Olivier lui fit un récit de ce qui s’était passé pendant que Poulain affichait un sourire goguenard.

— Pas de chance! dit-il enfin, car il y a deux Croix-de-Lorraine et vous n’êtes pas allés à la bonne!

— Deux?

— L’autre est dans la rue des Cordeliers, près de l’église de Saint-Cosme, à quelques pas de l’Arbalète.

— Je suis un maître sot! s’exclama Olivier. Maintenant que tu me le dis, je me souviens de ce cabaret! Je crois même y être allé quand j’étais à la Sorbonne. Nous irons demain, et cette fois nous découvrirons la vérité sur Bordeaux et Belcastel.

— Soyez prudents! Ce cabaret est à deux pas de l’hôtel du Petit-Bourbon. Si Mme de Montpensier t’apercevait, tu n’aurais aucune pitié à attendre d’elle. Surtout n’oubliez pas que l’insurrection n’a été que reportée. Guise sera là dans une quinzaine avec ses troupes.
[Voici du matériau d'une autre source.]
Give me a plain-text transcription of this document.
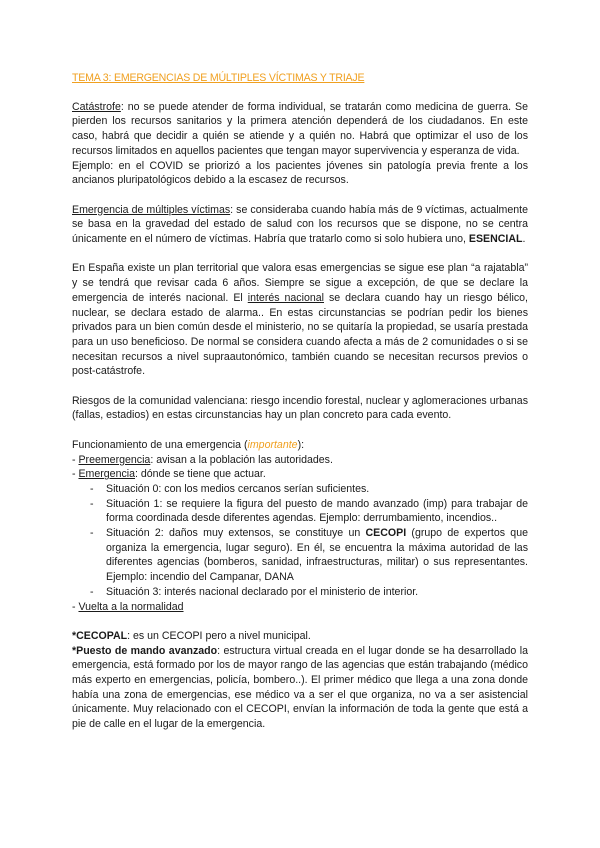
TEMA 3: EMERGENCIAS DE MÚLTIPLES VÍCTIMAS Y TRIAJE

Catástrofe: no se puede atender de forma individual, se tratarán como medicina de guerra. Se pierden los recursos sanitarios y la primera atención dependerá de los ciudadanos. En este caso, habrá que decidir a quién se atiende y a quién no. Habrá que optimizar el uso de los recursos limitados en aquellos pacientes que tengan mayor supervivencia y esperanza de vida.

Ejemplo: en el COVID se priorizó a los pacientes jóvenes sin patología previa frente a los ancianos pluripatológicos debido a la escasez de recursos.

Emergencia de múltiples víctimas: se consideraba cuando había más de 9 víctimas, actualmente se basa en la gravedad del estado de salud con los recursos que se dispone, no se centra únicamente en el número de víctimas. Habría que tratarlo como si solo hubiera uno, ESENCIAL.

En España existe un plan territorial que valora esas emergencias se sigue ese plan “a rajatabla” y se tendrá que revisar cada 6 años. Siempre se sigue a excepción, de que se declare la emergencia de interés nacional. El interés nacional se declara cuando hay un riesgo bélico, nuclear, se declara estado de alarma.. En estas circunstancias se podrían pedir los bienes privados para un bien común desde el ministerio, no se quitaría la propiedad, se usaría prestada para un uso beneficioso. De normal se considera cuando afecta a más de 2 comunidades o si se necesitan recursos a nivel supraautonómico, también cuando se necesitan recursos previos o post-catástrofe.

Riesgos de la comunidad valenciana: riesgo incendio forestal, nuclear y aglomeraciones urbanas (fallas, estadios) en estas circunstancias hay un plan concreto para cada evento.

Funcionamiento de una emergencia (importante):

- Preemergencia: avisan a la población las autoridades.

- Emergencia: dónde se tiene que actuar.

- Situación 0: con los medios cercanos serían suficientes.

- Situación 1: se requiere la figura del puesto de mando avanzado (imp) para trabajar de forma coordinada desde diferentes agendas. Ejemplo: derrumbamiento, incendios..

- Situación 2: daños muy extensos, se constituye un CECOPI (grupo de expertos que organiza la emergencia, lugar seguro). En él, se encuentra la máxima autoridad de las diferentes agencias (bomberos, sanidad, infraestructuras, militar) o sus representantes. Ejemplo: incendio del Campanar, DANA

- Situación 3: interés nacional declarado por el ministerio de interior.

- Vuelta a la normalidad

*CECOPAL: es un CECOPI pero a nivel municipal.

*Puesto de mando avanzado: estructura virtual creada en el lugar donde se ha desarrollado la emergencia, está formado por los de mayor rango de las agencias que están trabajando (médico más experto en emergencias, policía, bombero..). El primer médico que llega a una zona donde había una zona de emergencias, ese médico va a ser el que organiza, no va a ser asistencial únicamente. Muy relacionado con el CECOPI, envían la información de toda la gente que está a pie de calle en el lugar de la emergencia.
— Raison de plus pour trouver Boisdauphin au plus vite. Voici maintenant ce que nous avons découvert en fouillant le courrier de don Moreo dans son appartement du Temple : il attend bien un chargement d’or destiné à Guise qui arrivera au début du mois de mai, avec de la poudre.

— Les ligueurs attendent aussi de la poudre m’a dit Mayneville, médita Poulain à voix haute. Peut-être est-ce le même chargement. Que comptez-vous faire?

— Surveiller les portes Saint-Denis et Saint-Martin, et découvrir où on conduit l’or.

— Et après?

— J’avais songé à m’en emparer.

— Ce serait un rude coup pour Guise, en effet, mais comment?

— Tout dépend de l’escorte. Mais nous ne sommes que trois, quatre en allant chercher mon valet d’armes chez Sardini.

— Vous pouvez compter sur moi. Peut-être pourrais-je en parler à O, il nous donnerait main forte.

— Mais il s’emparera de l’or!

— Sans doute…. Je vais songer à cela. Sitôt que vous savez où est l’or, il faut me prévenir. Mais pas chez moi. Convenons d’un signe de reconnaissance. Si j’accroche un mouchoir blanc à ma fenêtre, que quelqu’un vienne acheter à mon beau-père un pot de miel bien blanc. Il y aura une lettre à l’intérieur. Et à l’inverse, tu peux lui faire porter un pot en disant que le miel était gâté et tu y mettras ta lettre. Nous saurons ainsi où et quand nous rencontrer.

— Très bien. Je voulais aussi te dire que Le Bègue est prévenu, il recevra ta famille si les choses s’aggravent.

1 Cette phrase est exactement celle que le roi a prononcée devant Poulain et O.

2 Qui était située entre la rue Saint-Antoine et la rue du roi de Sicile.